Jigsaw: Large Language Models meet Program Synthesis
Naman Jain, Skanda Vaidyanath, Arun Iyer, Nagarajan Natarajan, Suresh Parthasarathy, Sriram Rajamani, Rahul Sharma
TL;DR
This work tackles the gap that large language models can generate code but cannot guarantee correctness. It introduces Jigsaw, a multi-modal code-synthesis framework that combines natural-language intent and I/O examples with pre-processing and post-processing steps to enforce syntactic and semantic correctness for Pandas API tasks, and it learns from user feedback to improve over time. Empirical results on PandasEval1 and PandasEval2 show large accuracy gains over vanilla PTLMs and AutoPandas, driven by context-aware prompting, variable/argument transformations, and AST-to-AST repairs learned via PROSE Refazer.
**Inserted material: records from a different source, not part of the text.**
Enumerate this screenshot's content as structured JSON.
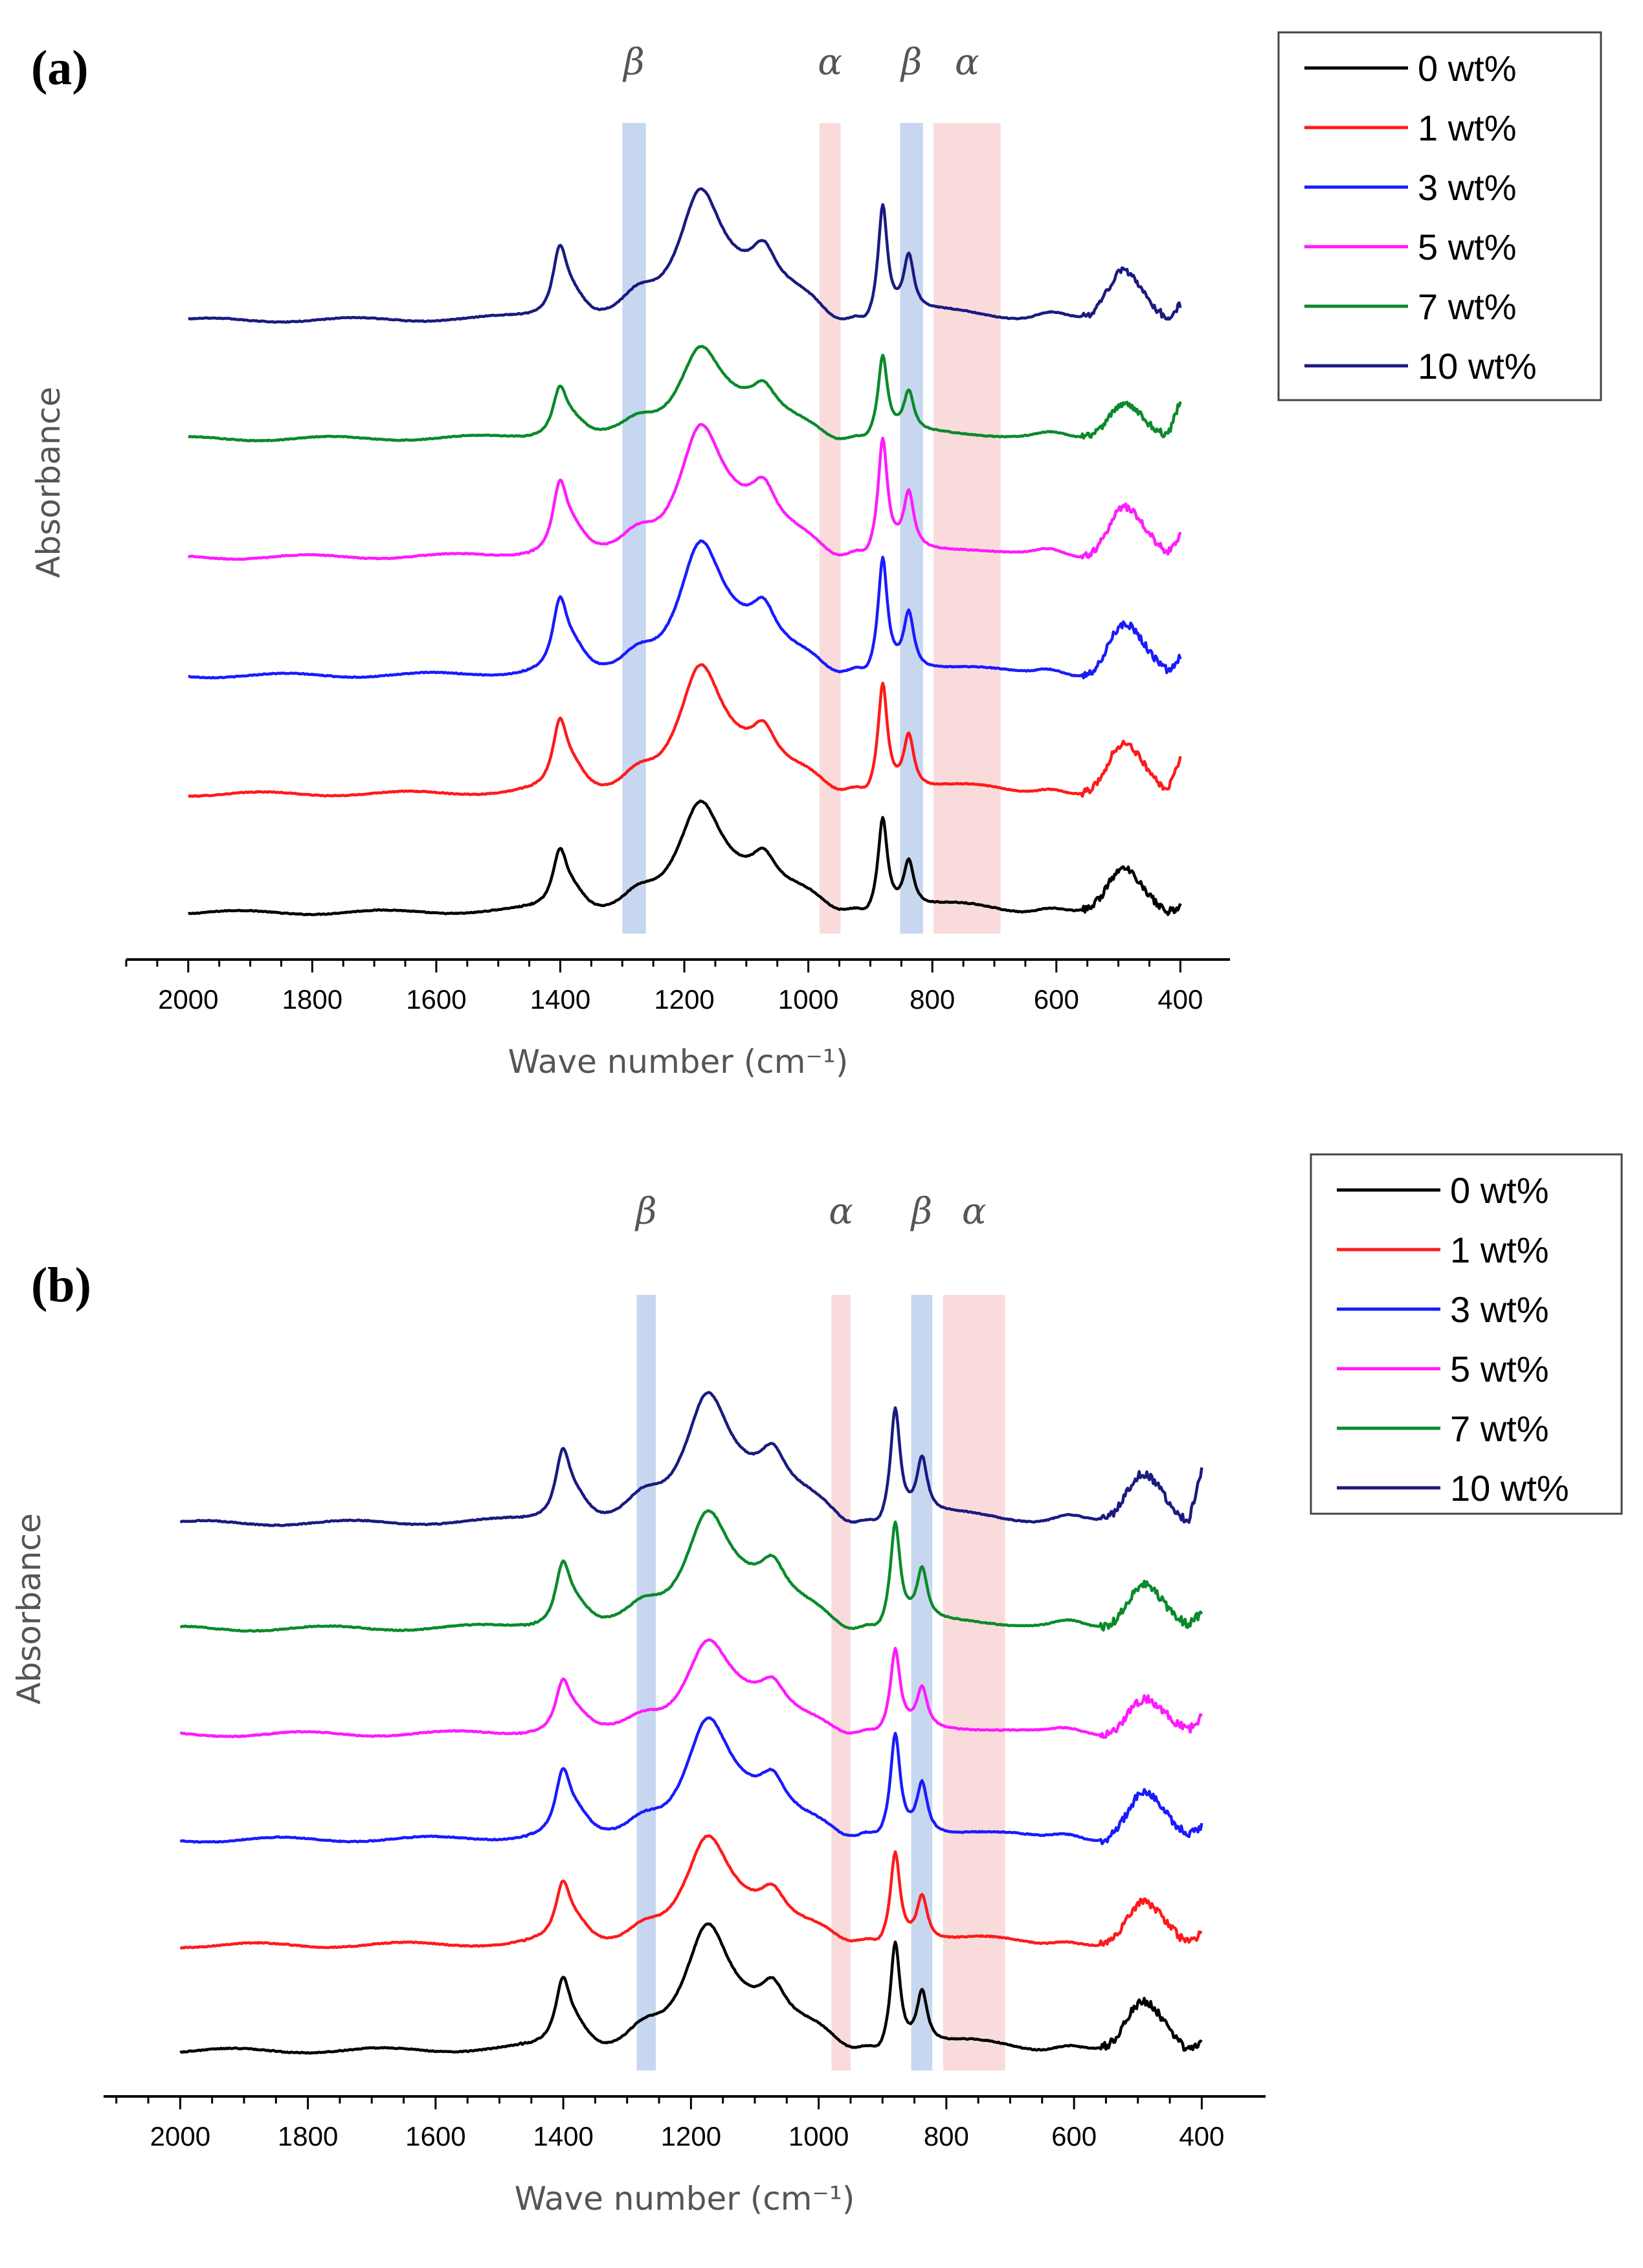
{
  "chart_data": [
    {
      "panel_label": "(a)",
      "type": "line",
      "xlabel": "Wave number (cm⁻¹)",
      "ylabel": "Absorbance",
      "xlim": [
        2100,
        320
      ],
      "x_reversed": true,
      "y_scale": "stacked offset, arbitrary units",
      "xticks": [
        2000,
        1800,
        1600,
        1400,
        1200,
        1000,
        800,
        600,
        400
      ],
      "grid": false,
      "legend_position": "top-right",
      "bands": [
        {
          "label": "β",
          "range": [
            1300,
            1262
          ],
          "color": "#b4c9ea"
        },
        {
          "label": "α",
          "range": [
            982,
            948
          ],
          "color": "#f8cfcf"
        },
        {
          "label": "β",
          "range": [
            852,
            815
          ],
          "color": "#b4c9ea"
        },
        {
          "label": "α",
          "range": [
            798,
            690
          ],
          "color": "#f8cfcf"
        }
      ],
      "series": [
        {
          "name": "0 wt%",
          "color": "#000000",
          "offset": 0.0,
          "scale": 1.0,
          "end_tail": 0.3
        },
        {
          "name": "1 wt%",
          "color": "#ff1a1a",
          "offset": 1.0,
          "scale": 1.15,
          "end_tail": 1.5
        },
        {
          "name": "3 wt%",
          "color": "#1a1aff",
          "offset": 2.0,
          "scale": 1.2,
          "end_tail": 0.7
        },
        {
          "name": "5 wt%",
          "color": "#ff1aff",
          "offset": 3.0,
          "scale": 1.2,
          "end_tail": 0.8
        },
        {
          "name": "7 wt%",
          "color": "#0a8a2a",
          "offset": 4.0,
          "scale": 0.85,
          "end_tail": 1.4
        },
        {
          "name": "10 wt%",
          "color": "#1a1a80",
          "offset": 5.0,
          "scale": 1.2,
          "end_tail": 0.6
        }
      ]
    },
    {
      "panel_label": "(b)",
      "type": "line",
      "xlabel": "Wave number (cm⁻¹)",
      "ylabel": "Absorbance",
      "xlim": [
        2120,
        300
      ],
      "x_reversed": true,
      "y_scale": "stacked offset, arbitrary units",
      "xticks": [
        2000,
        1800,
        1600,
        1400,
        1200,
        1000,
        800,
        600,
        400
      ],
      "grid": false,
      "legend_position": "top-right",
      "bands": [
        {
          "label": "β",
          "range": [
            1285,
            1255
          ],
          "color": "#b4c9ea"
        },
        {
          "label": "α",
          "range": [
            980,
            950
          ],
          "color": "#f8cfcf"
        },
        {
          "label": "β",
          "range": [
            855,
            822
          ],
          "color": "#b4c9ea"
        },
        {
          "label": "α",
          "range": [
            805,
            708
          ],
          "color": "#f8cfcf"
        }
      ],
      "series": [
        {
          "name": "0 wt%",
          "color": "#000000",
          "offset": 0.0,
          "scale": 1.0,
          "end_tail": 0.3
        },
        {
          "name": "1 wt%",
          "color": "#ff1a1a",
          "offset": 1.0,
          "scale": 0.85,
          "end_tail": 0.5
        },
        {
          "name": "3 wt%",
          "color": "#1a1aff",
          "offset": 2.0,
          "scale": 0.95,
          "end_tail": 0.4
        },
        {
          "name": "5 wt%",
          "color": "#ff1aff",
          "offset": 3.0,
          "scale": 0.75,
          "end_tail": 0.5
        },
        {
          "name": "7 wt%",
          "color": "#0a8a2a",
          "offset": 4.0,
          "scale": 0.95,
          "end_tail": 0.5
        },
        {
          "name": "10 wt%",
          "color": "#1a1a80",
          "offset": 5.0,
          "scale": 1.05,
          "end_tail": 1.8
        }
      ]
    }
  ]
}
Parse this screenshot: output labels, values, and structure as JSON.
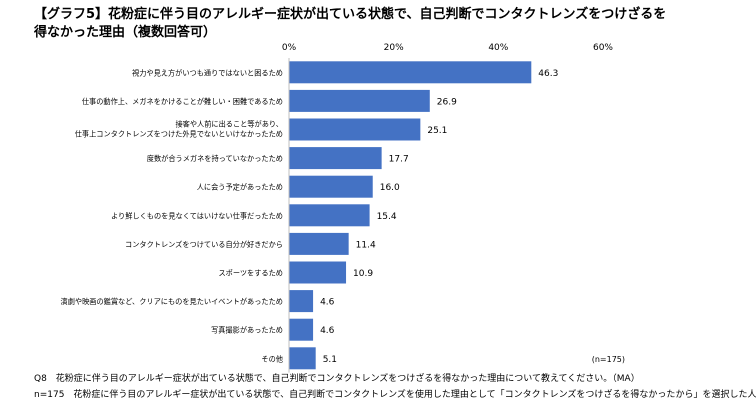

The findings suggest that integrating program-analysis-based post-processing with multi-modal inputs substantially enhances developer productivity and can generalize beyond Pandas to other libraries and APIs, while highlighting remaining challenges in scalability, security, and robust, language-agnostic extension.
Abstract
Large pre-trained language models such as GPT-3, Codex, and Google's language model are now capable of generating code from natural language specifications of programmer intent. We view these developments with a mixture of optimism and caution. On the optimistic side, such large language models have the potential to improve productivity by providing an automated AI pair programmer for every programmer in the world. On the cautionary side, since these large language models do not understand program semantics, they offer no guarantees about quality of the suggested code. In this paper, we present an approach to augment these large language models with post-processing steps based on program analysis and synthesis techniques, that understand the syntax and semantics of programs. Further, we show that such techniques can make use of user feedback and improve with usage. We present our experiences from building and evaluating such a tool jigsaw, targeted at synthesizing code for using Python Pandas API using multi-modal inputs. Our experience suggests that as these large language models evolve for synthesizing code from intent, jigsaw has an important role to play in improving the accuracy of the systems.